Last Saturday in Soho, teen rapper Keith “Chief Keef” Cozart parked his SUV as a lick of marijuana smoke snaked from a half-rolled-down window. Inside, a smiling face wrapped in mini- dreadlocks: Chief Keef was in town for a headlining show at the Best Buy Theater.
The car inched up the block to the Beats by Dre store for an in-store signing celebrating the unveiling of Chief Keef’s signature headphones. Mr. Keef and members of his Glory Boyz Entertainment posse headed indoors, where they complained about New York weed.
“It’s weak as fuck,” Mr. Keef told the Transom. Luckily, NYC has many delivery services, and several drug deals were soon completed.
This was Mr. Keef’s first public appearance in New York since the release of his debut album, Finally Rich, an odd title given that he’s only 17 years old. (Last year Mr. Keef signed a $6 million dollar deal with Interscope.)
Then again, Mr. Keef is lucky he’s rich, considering his criminal record. At 16, Mr. Keef, who hails from Chicago’s South Side, was sentenced to house arrest for pulling a gun on a cop. Last summer, when a rival rapper was shot dead, Mr. Keef seemed to brag about it on Twitter. A few weeks later, he did a photo shoot with Pitchfork at a gun range, violating his parole, and spent two months in juvie.
The initial arrest likely helped his career. Stuck at his grandmother’s house, Mr. Keef recorded dozens of songs with GBE, including the hit “I Don’t Like,” which received more than 25 million views on YouTube.

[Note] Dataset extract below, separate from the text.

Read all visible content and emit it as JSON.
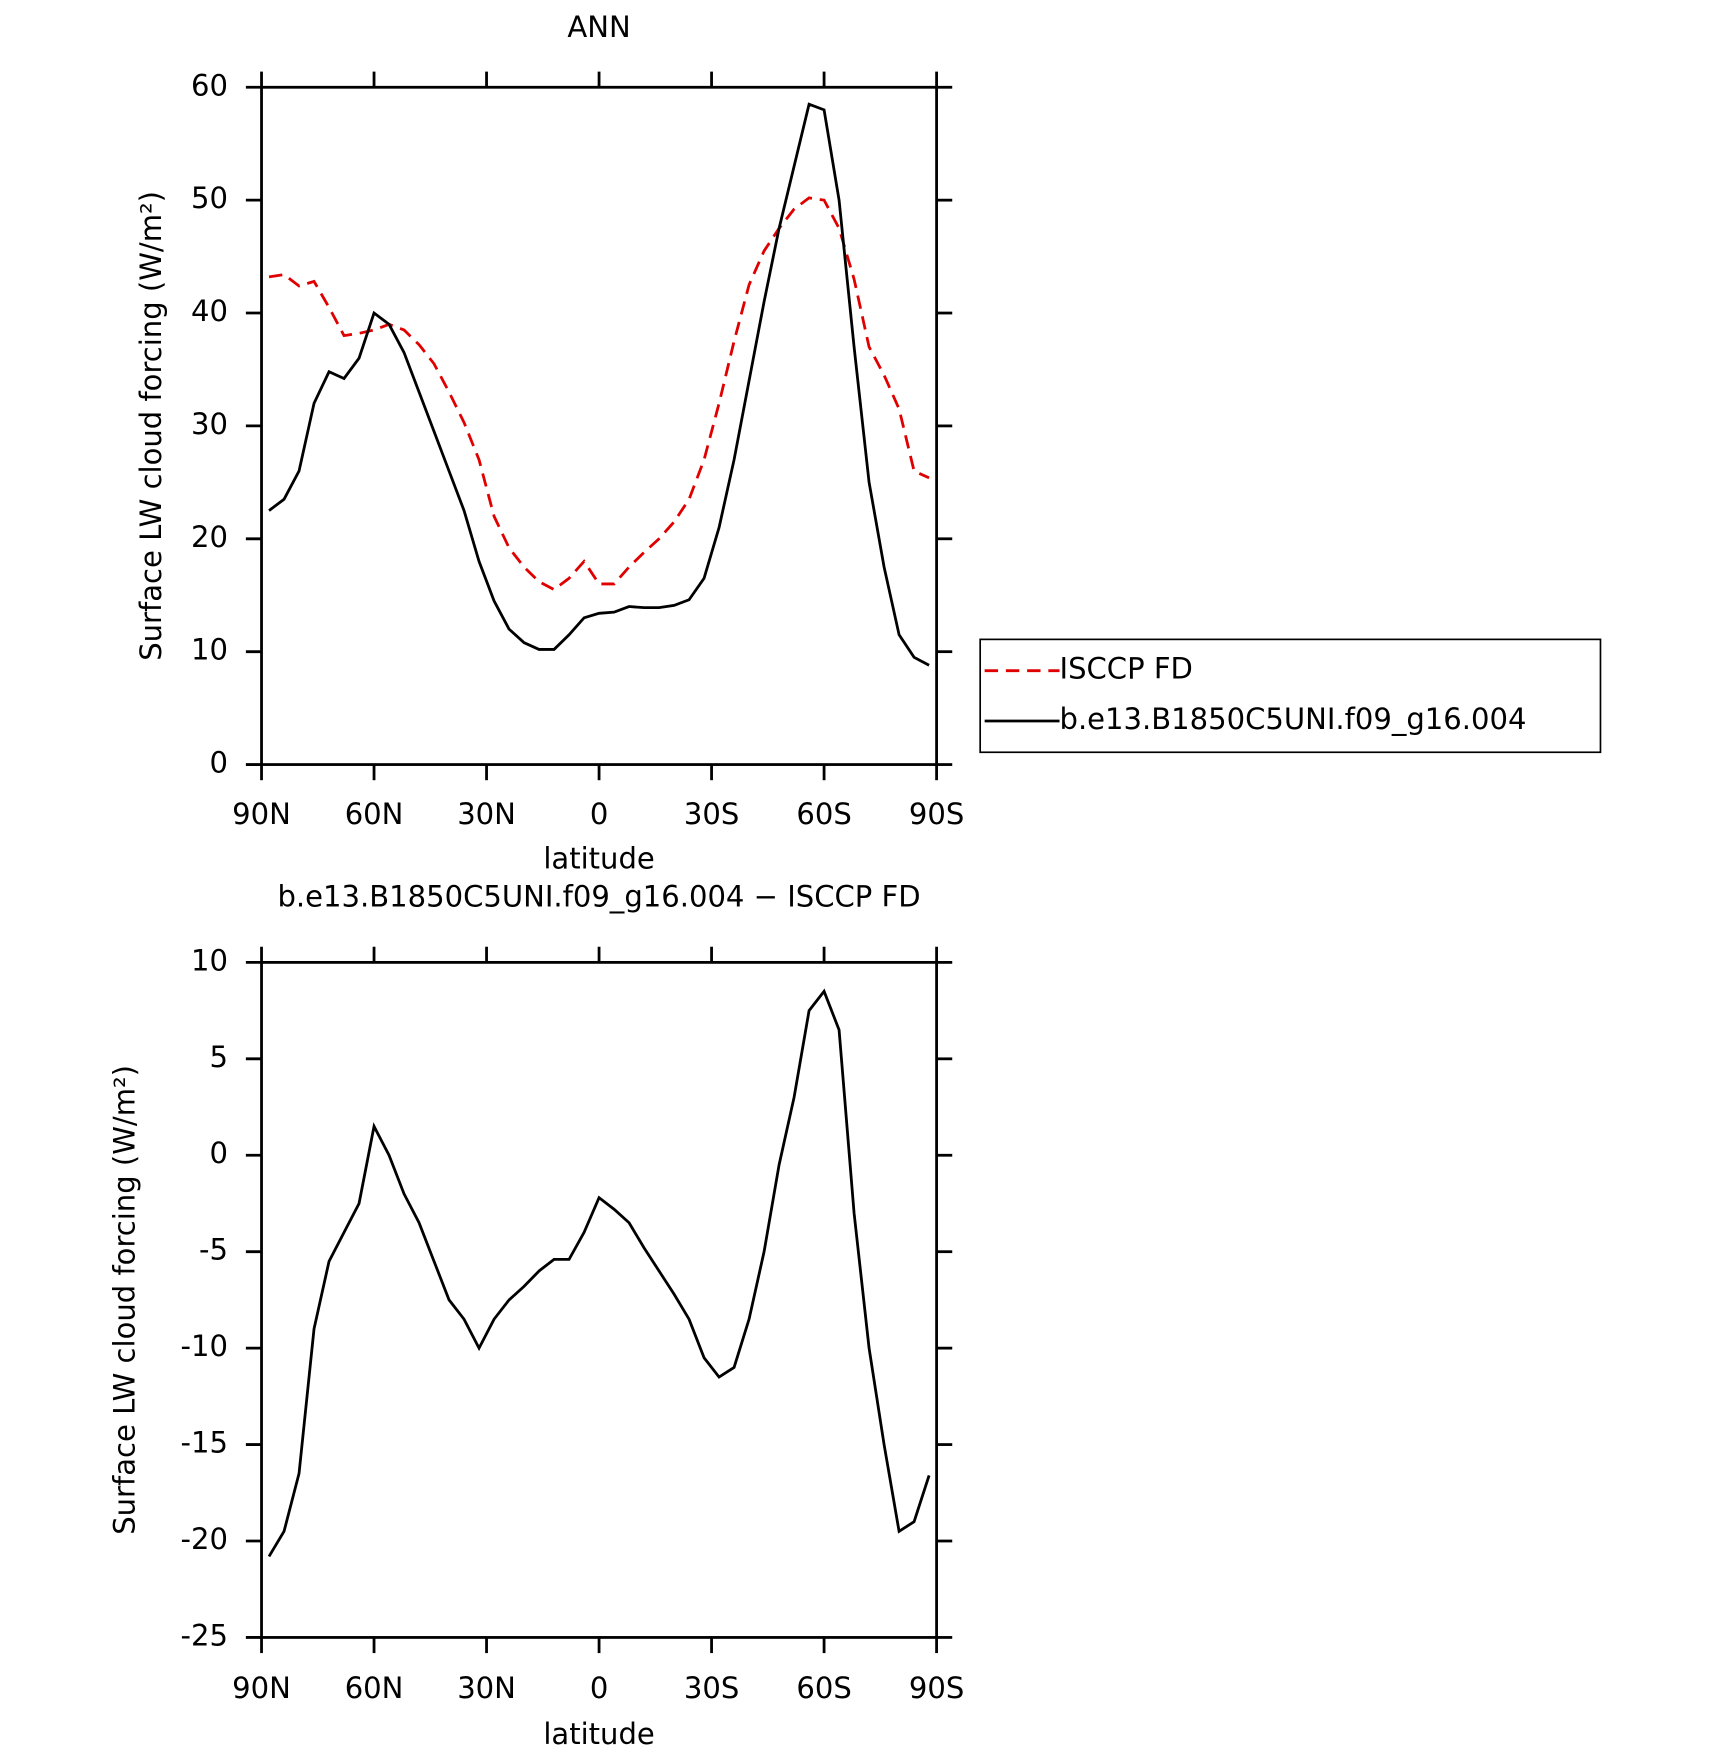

Mr. Keef has even been arrested twice in the past two weeks. First for smoking weed at a five-star hotel in Atlanta while celebrating Spring Breakers star Gucci Mane’s album release. (Mr. Mane recently signed Mr. Keef to his informal Bricksquad crew.) A few days later, back in Illinois, Mr. Keef was arrested for going 110 mph on the highway. A video shows a cop pulling a stack of money from Mr. Keef’s vest pocket. “Uh, that’s eight thousand,” the rapper is heard telling the police.
While he may enjoy driving fast, Mr. Keef walks at approximately 0.02 miles an hour. He doesn’t speak much, but when he does, he’s usually smiling, cracking a joke. When asked about his beef with Katy Perry, who tweeted that his new single “Hate Bein Sober” made her have “serious doubt for the world,” he smiled and shook his dreads: “I don’t give a fuck,” he said.
Back at the hotel, a young lady in tight acid-washed jeans was waiting in the lobby. Mr. Keef—take-out pizza in one hand, the girl’s hand in the other—rode the elevator up to his room, emerging a few hours later: showtime.
People assume backstage at a rap concert is like what they hear about rock concerts—booze, drugs, groupies. But there were no women or booze at the Best Buy Theater. There was, however, an 8-year-old kid named Godfrey whom Mr. Keef had met outside when the kid’s mom ran up to him and told him she couldn’t afford a ticket.
Around 10:30 p.m., NYPD’s hip-hop task force burst into the quiet dressing room. Four cops in streetwear huddled Mr. Keef and his manager, Dro, into the bathroom. No reason was given. Things worked out, though, and Mr. Keef took the stage an hour later, along with his entire posse and even little Godfrey, who danced around the stage without his shirt on.